Career transformation is nothing new.
Career transformation is something we have witnessed for centuries. Biologists call it metamorphosis. The monarch butterfly changes from a caterpillar to a butterfly in 28 to 38 days. Perhaps our careers are changing at that speed as well.
When we get a job, we go into hyper drive to learn the ropes, prove ourselves and show the value we bring to our employer. Once we find our place and feel secure, we relax into “long-term endurance mode” where we learn how to pace ourselves for each week, month, project, quarter, year…and then… SURPRISE! We are told we are obsolete.
It’s just happening at a faster rate than ever before.
Change is happening faster than ever before and if we continue to adopt our old approach to change, we are going to be perpetually late and behind the change. Today, more than ever before, we have to observe, listen, and actively seek out where change will occur and be ready to embrace it.
Become a quick-change artist.
You’ve probably enjoyed commercials where a woman is walking down a hall looking worn out from a long day on the job. She pulls the hairpin out and lets her hair fall, tosses her glasses aside. As she takes off her sweater we realize she is now in evening wear, and in less than 15 seconds there is a transformation from the old to the new and she is ready for opportunity.
Career change can be exhausting.
…or it can be fun. It is what we make it and choosing our attitude towards change can make our futures exciting and enjoyable. It can also ensure we will have employment.

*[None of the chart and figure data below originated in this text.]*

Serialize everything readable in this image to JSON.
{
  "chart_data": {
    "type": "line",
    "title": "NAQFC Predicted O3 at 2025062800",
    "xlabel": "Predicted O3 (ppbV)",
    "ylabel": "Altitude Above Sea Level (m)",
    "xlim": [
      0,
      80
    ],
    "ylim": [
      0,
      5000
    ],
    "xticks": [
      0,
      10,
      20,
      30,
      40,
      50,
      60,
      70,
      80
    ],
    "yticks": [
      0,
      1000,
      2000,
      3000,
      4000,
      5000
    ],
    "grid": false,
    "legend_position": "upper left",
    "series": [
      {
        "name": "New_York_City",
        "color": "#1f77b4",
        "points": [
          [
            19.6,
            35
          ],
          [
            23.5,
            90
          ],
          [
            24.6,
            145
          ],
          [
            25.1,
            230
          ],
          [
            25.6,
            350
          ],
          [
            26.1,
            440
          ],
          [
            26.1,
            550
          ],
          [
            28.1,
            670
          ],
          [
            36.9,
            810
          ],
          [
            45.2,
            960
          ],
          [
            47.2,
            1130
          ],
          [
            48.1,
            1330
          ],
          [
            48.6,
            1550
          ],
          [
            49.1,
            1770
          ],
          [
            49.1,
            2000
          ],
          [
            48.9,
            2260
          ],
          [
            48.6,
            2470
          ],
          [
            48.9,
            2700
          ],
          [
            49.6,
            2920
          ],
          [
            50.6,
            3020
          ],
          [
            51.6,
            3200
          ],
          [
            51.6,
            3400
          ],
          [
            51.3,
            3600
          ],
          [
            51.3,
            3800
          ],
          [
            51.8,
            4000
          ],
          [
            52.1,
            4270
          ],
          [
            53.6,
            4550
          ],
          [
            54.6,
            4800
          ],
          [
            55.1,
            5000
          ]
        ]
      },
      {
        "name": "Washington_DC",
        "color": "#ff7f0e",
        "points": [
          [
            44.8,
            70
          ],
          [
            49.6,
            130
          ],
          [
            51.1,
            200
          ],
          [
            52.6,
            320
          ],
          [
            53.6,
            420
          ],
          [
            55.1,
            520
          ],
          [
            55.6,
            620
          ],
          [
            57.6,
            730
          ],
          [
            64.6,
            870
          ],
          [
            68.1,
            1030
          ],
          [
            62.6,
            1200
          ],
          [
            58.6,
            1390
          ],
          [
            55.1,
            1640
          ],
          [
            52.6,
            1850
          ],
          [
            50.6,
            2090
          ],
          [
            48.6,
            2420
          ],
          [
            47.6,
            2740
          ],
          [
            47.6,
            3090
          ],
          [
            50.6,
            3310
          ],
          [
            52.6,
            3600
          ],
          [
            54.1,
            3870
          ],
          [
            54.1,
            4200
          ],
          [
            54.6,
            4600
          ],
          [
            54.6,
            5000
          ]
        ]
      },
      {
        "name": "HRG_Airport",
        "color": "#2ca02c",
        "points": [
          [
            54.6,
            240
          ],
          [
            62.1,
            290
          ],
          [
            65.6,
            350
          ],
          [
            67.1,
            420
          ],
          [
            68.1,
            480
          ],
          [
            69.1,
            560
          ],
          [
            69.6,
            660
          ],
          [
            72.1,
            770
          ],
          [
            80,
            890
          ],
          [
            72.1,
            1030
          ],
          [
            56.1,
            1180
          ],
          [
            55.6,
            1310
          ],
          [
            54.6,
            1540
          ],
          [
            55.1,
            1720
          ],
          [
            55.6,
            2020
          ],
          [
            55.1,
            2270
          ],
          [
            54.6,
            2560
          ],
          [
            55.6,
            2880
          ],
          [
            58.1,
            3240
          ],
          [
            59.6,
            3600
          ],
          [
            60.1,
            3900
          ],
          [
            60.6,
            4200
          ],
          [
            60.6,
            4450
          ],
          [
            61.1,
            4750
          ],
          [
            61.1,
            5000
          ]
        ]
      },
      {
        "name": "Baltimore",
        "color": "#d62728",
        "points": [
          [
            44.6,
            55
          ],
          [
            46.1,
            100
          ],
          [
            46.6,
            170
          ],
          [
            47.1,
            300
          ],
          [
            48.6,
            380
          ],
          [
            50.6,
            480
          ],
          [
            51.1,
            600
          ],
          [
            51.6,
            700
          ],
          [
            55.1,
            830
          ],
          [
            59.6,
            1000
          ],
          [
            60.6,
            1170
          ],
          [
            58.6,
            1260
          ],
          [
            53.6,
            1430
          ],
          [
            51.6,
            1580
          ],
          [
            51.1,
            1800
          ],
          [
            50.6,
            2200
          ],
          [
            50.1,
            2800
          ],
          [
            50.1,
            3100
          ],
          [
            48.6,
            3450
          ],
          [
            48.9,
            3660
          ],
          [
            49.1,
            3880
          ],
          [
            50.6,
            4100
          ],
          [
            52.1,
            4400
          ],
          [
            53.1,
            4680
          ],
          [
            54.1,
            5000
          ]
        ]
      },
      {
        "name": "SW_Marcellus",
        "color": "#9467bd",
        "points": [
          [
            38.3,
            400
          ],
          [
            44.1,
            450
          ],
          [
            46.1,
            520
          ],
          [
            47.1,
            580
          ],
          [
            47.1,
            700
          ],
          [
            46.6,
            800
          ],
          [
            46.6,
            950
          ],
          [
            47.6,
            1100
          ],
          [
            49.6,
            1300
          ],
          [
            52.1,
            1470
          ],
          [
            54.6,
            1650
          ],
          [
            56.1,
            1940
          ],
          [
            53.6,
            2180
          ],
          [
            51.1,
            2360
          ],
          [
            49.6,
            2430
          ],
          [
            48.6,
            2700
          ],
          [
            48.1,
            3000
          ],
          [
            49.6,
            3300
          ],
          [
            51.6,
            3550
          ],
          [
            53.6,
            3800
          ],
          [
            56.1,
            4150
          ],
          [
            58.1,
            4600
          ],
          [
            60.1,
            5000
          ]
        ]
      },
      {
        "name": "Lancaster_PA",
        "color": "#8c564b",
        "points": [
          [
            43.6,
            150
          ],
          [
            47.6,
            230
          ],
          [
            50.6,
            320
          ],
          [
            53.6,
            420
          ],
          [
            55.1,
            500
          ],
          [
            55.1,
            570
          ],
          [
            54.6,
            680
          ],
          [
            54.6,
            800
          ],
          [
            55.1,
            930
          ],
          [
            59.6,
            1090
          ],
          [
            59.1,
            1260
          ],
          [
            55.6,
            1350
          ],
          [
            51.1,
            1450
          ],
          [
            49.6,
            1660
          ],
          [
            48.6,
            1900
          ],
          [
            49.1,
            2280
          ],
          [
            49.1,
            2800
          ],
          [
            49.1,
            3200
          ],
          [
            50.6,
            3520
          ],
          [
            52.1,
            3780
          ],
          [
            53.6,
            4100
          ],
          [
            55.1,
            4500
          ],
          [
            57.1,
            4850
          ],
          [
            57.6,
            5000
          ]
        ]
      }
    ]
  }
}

Here are some quick-change artists doing a lot of work and having a lot of fun.
Tips to secure your ever-changing career identity:
- Weekly keep abreast of general developments in technology.
- Use LinkedIn groups and watch and contribute to the “chat” in your industry.
- Expand your groups to include outlying industries that impact your own.
- Watch for changes in your geographic area that might foretell your future security.
- Identify leading companies in your area of expertise and network to find available opportunities.
- Proactively seek out training possibilities that will keep you ahead of the curve.